Another reason why home loan rates have hardened is because the Reserve Bank of India has called for stricter provisioning norms on home loans. This means that home loan companies will now have to provide for a larger sum of money against their home loan assets. It is not surprising that they have passed on a portion of this burden to the consumer by hiking home loan rates.

Get the real picture

Fixed rate (%) Floating rate (%)
Before Now Before Now
HDFC 9.75 10.50 9.00 9.25
IDBI Bank 9.50 10.00 8.50 9.00
ICICI Bank 9.75 10.25 8.50 9.00
Please note that rates given above are only indicative. Companies are known to offer varying rates on case-to-case basis.

Evident from the above table is the discernible rise in the home loan rates across companies.
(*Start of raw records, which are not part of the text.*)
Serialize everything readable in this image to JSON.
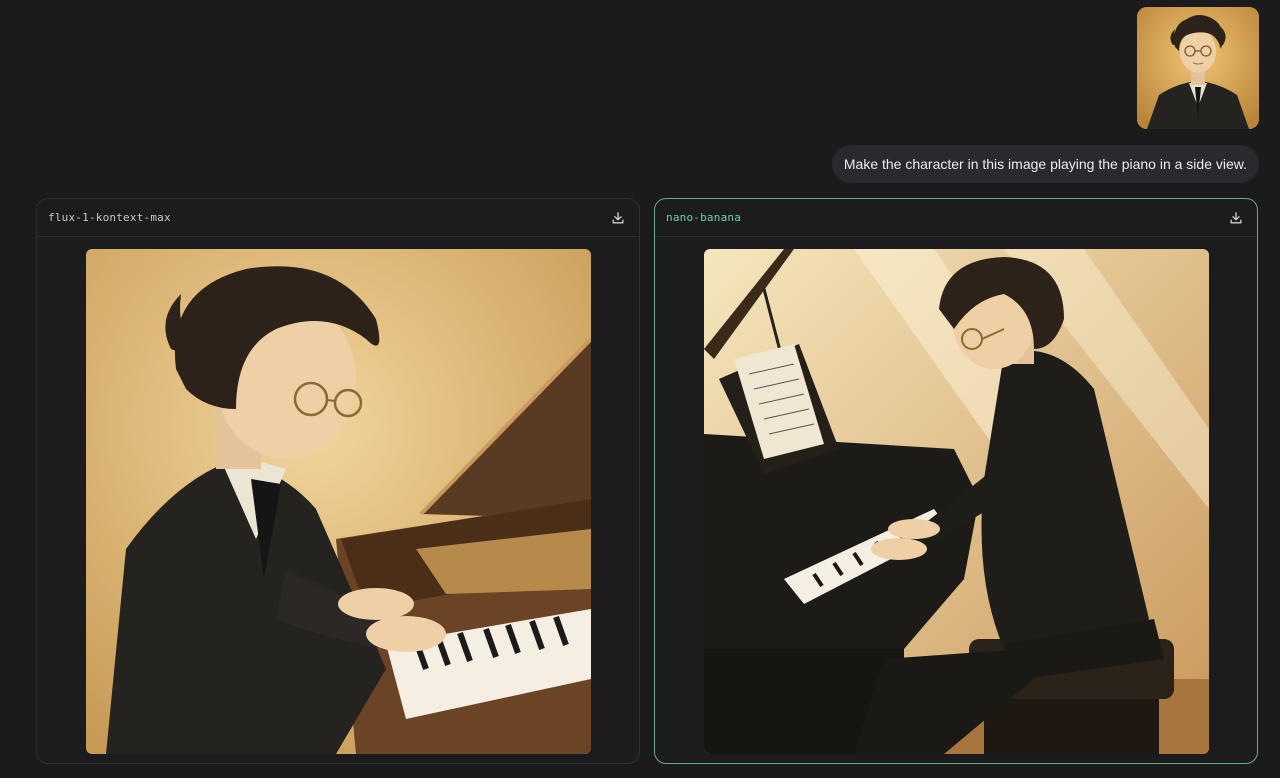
{
  "user_message": {
    "prompt": "Make the character in this image playing the piano in a side view.",
    "attachment_icon": "portrait-image"
  },
  "results": [
    {
      "model": "flux-1-kontext-max",
      "download_icon": "download-icon",
      "selected": false
    },
    {
      "model": "nano-banana",
      "download_icon": "download-icon",
      "selected": true
    }
  ],
  "colors": {
    "background": "#1b1b1e",
    "card_border": "#303034",
    "selected_border": "#5fae84",
    "selected_label": "#6fd39a",
    "bubble": "#2a2a2e"
  }
}
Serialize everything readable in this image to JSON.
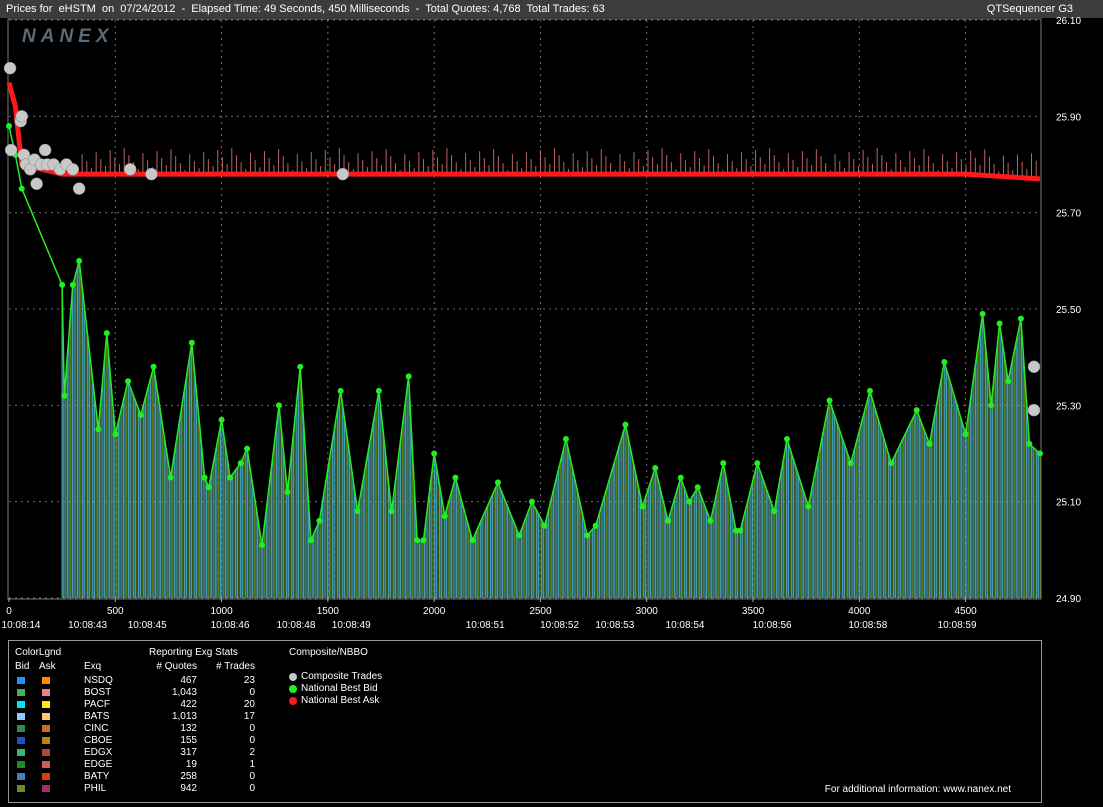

For instance, HDFC's fixed rate home loans have inched upwards to 10.50 per cent. Correspondingly, the floating rate on home loans has also moved up to touch 9.25 per cent. For IDBI Bank, fixed rate loans (fixed for 5 years) are now available at 10.00 per cent (up 0.50 per cent) while floating rate loans can be availed at an interest rate of 9.00 per cemt (up 0.50 per cent).

What should home loan seekers do?
Going by the trend, it should surprise no one if interest rates on home loans rise even further as a consequence of the rising interest rate scenario. This being the case, home loan seekers should consider opting for a fixed rate loan (i.e. fixed for 3-5 years). This will protect them from a potential interest rate hike in the near term. At the end of the said 3-5 year term, they have the option of considering either to continue with the 'fixed' rate (if interest rates continue to rise) or migrate to a floating rate loan

However, in case an individual does not have the risk appetite to take the interest rate fluctuations in his stride, he may consider selecting the 'truly' fixed rate loans. Such loans have a fixed rate throughout the tenure of the loan. However, if interest rates were to decline going forward, the truly fixed rate loan will not reflect the fall in interest rates and the consumer will forfeit any chance of benefiting from a decline in interest rates. Put simply, your home loan will be a lot more expensive than what you had bargained for at the time of applying for it.